Gozó en vida de los dones de clarividencia y de milagros. En los últimos años de su vida no solo soportó los dolores físicos, sino los que le causaban los problemas de su familia y de su patria. Predijo su muerte, que ocurrió en su monasterio el día 6 de marzo del año 1282, cuando tenía casi setenta años de edad. Le sucedió en el gobierno del monasterio su sobrina nieta Kunhuta. Desde el primer momento recibió culto como venerable promoviendo su canonización la reina Isabel de Bohemia. Su primera biografía en latín fue escrita entre los años 1316-1328.

En el año 1874, el cardenal arzobispo de Viena, Joseph Frederick Schwarzenberg consiguió que su culto fuera reconocido “ab immemorabili” por el Beato Papa Pío IX mediante un decreto aprobado el 28 de noviembre del año 1874. Fue canonizada por el papa San Juan Pablo II el día 12 de noviembre del año 1989. En la homilía de la misa de su canonización, el Papa dijo: “La beata Inés de Bohemia, a pesar de haber vivido en un período de tiempo tan lejano del nuestro, sigue siendo también hoy un resplandeciente ejemplo de fe cristiana y de caridad heroica, que invita a la reflexión y a la imitación”.
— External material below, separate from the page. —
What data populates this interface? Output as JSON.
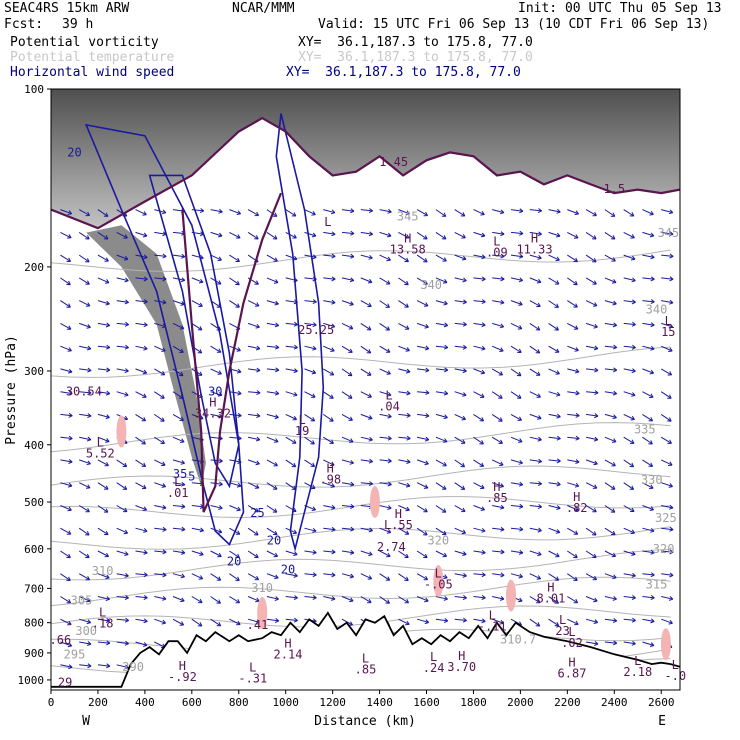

Vista del sepulcro actual de la Santa. Convento homónimo de Praga, República Checa.

Oración
Señor, Dios nuestro, que inspiraste la renuncia a los falsos placeres de este mundo a Santa Inés de Praga y la condujiste por el camino de la cruz hacia la meta de la perfección; te suplicamos que, siguiendo su ejemplo, antepongamos los valores eternos a los caducos. Amén.